Fibonaci levels

Hi all,

I have a few questions regarding fibs that hopefully you can help me with.

Firstly, Why are fibs levels important in trading. Ie why are they likely to act as support or resistance or entry signals? Is there anything about these levels themselves or is this just because so many people use them thus causing a self fulfilling prophecy?

Secondly when drawing the fib level tool on charts where should you draw from? Is it the most recent max or min or from previous max mins? What time frame? Does everyone do this the same way? I hear people talking about price hitting certain fib levels like its common knowledge but if everyone is setting them up differently then these are just nonsense statements.

Thanks

Kev

I use fibs quite a lot when trading. I always draw them from the recent swing high/low and this will obviosuly be different on each time frame you look at. I generally look at W1, D1, H4 sometimes H1, so i may have 1 or 2 fibs up at anytime. I really only find them helpful when they line up with other support/resistence areas or when I am looking for take profit/stop levels.
I think the reason they work is like you said, becasue so many people use them.
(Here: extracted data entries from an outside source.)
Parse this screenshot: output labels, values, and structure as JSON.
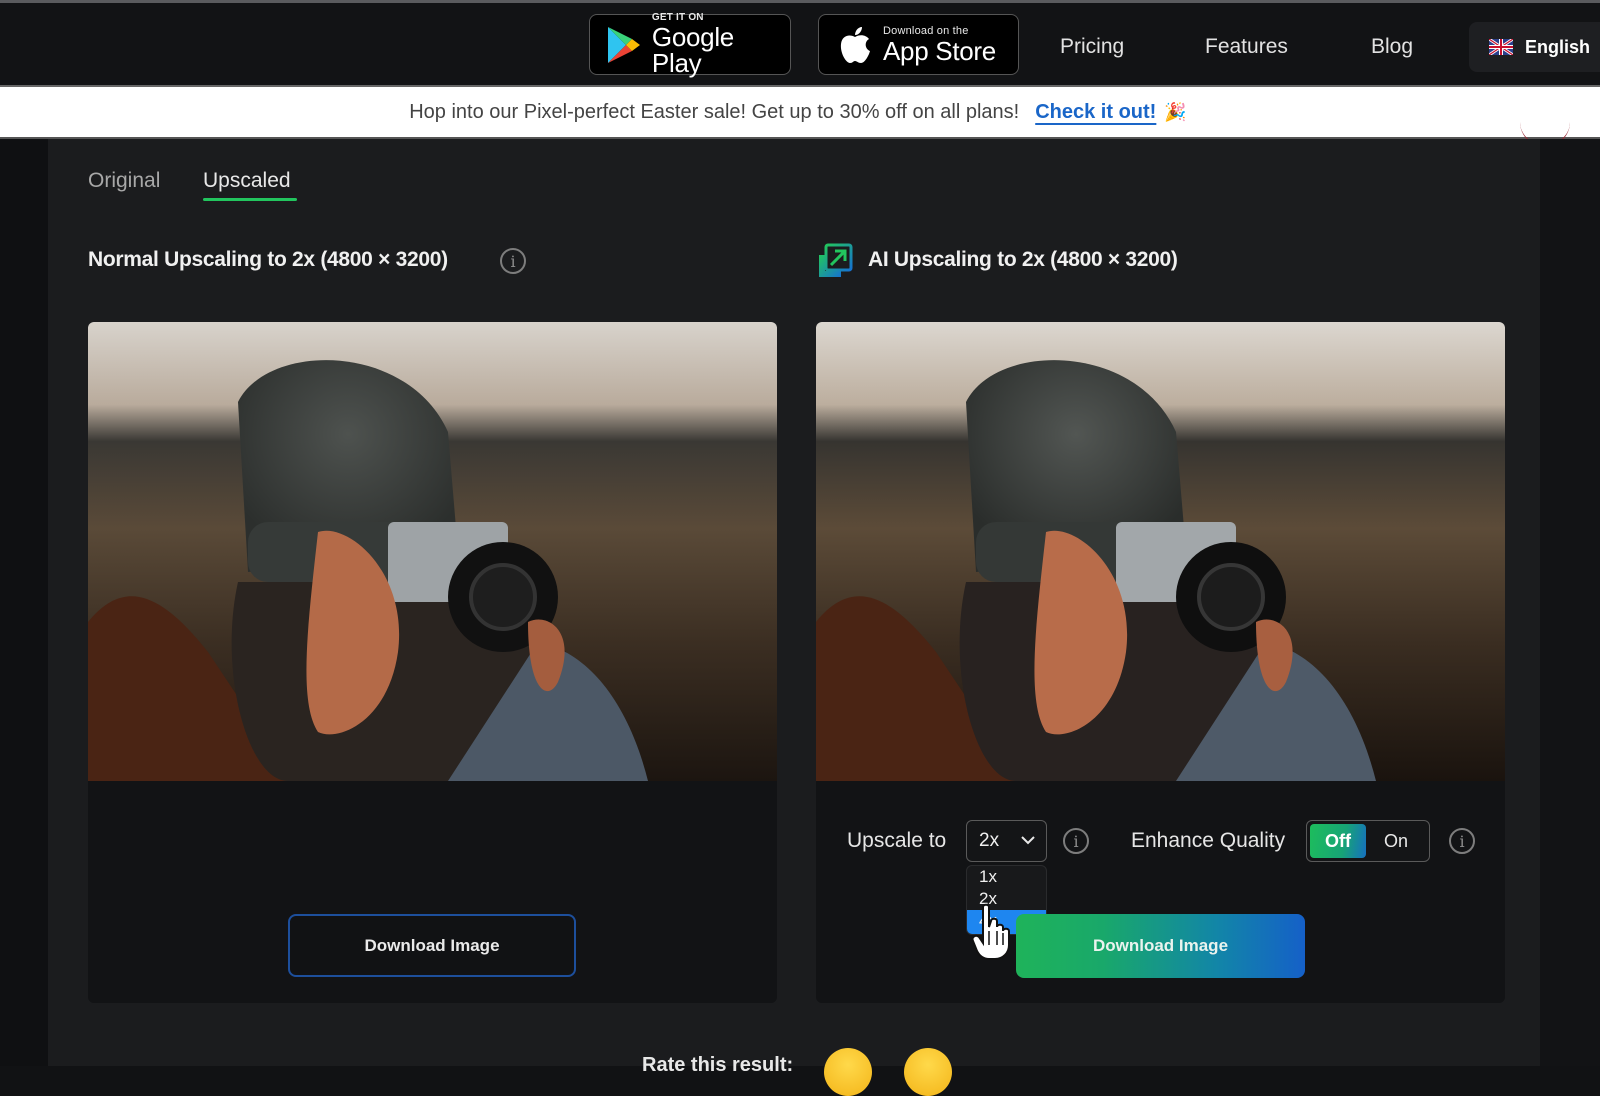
{
  "nav": {
    "google_play": {
      "small": "GET IT ON",
      "big": "Google Play",
      "icon": "google-play-icon"
    },
    "app_store": {
      "small": "Download on the",
      "big": "App Store",
      "icon": "apple-icon"
    },
    "links": [
      "Pricing",
      "Features",
      "Blog"
    ],
    "language": {
      "label": "English",
      "icon": "uk-flag-icon"
    }
  },
  "banner": {
    "text": "Hop into our Pixel-perfect Easter sale! Get up to 30% off on all plans!",
    "link": "Check it out!",
    "emoji": "🎉"
  },
  "tabs": [
    {
      "label": "Original",
      "active": false
    },
    {
      "label": "Upscaled",
      "active": true
    }
  ],
  "left_panel": {
    "title": "Normal Upscaling to 2x (4800 × 3200)",
    "download_label": "Download Image"
  },
  "right_panel": {
    "title": "AI Upscaling to 2x (4800 × 3200)",
    "upscale_label": "Upscale to",
    "upscale_value": "2x",
    "upscale_options": [
      "1x",
      "2x",
      "4x"
    ],
    "highlighted_option": "4x",
    "enhance_label": "Enhance Quality",
    "toggle_off": "Off",
    "toggle_on": "On",
    "toggle_state": "Off",
    "download_label": "Download Image"
  },
  "rating": {
    "text": "Rate this result:"
  },
  "colors": {
    "accent_green": "#22c55e",
    "accent_blue": "#1e86f0",
    "link_blue": "#1a66c8"
  }
}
Obvisouly people will draw them differently but i think it you just use the most clear swing high/low then you wont go to far wrong.

Hi!

Well, firstly, the Fibonacci series/sequence is closely related to the Golden Ratio phi ( 1.618… ) [ the Fibonacci sequence converges to the golden ratio ]. The sequence/ratios are observed in nature and the symmetry they provide are applied in numerous fields (science, engineering, art, and also financial trading).

Since trading is a human endeavour (human beings move the market, whether fronted as a bank or government), naturally occurring patterns ( e.g fibonacci ratios ) start to show up. And that primarily (and very very briefly) is where their importance lies.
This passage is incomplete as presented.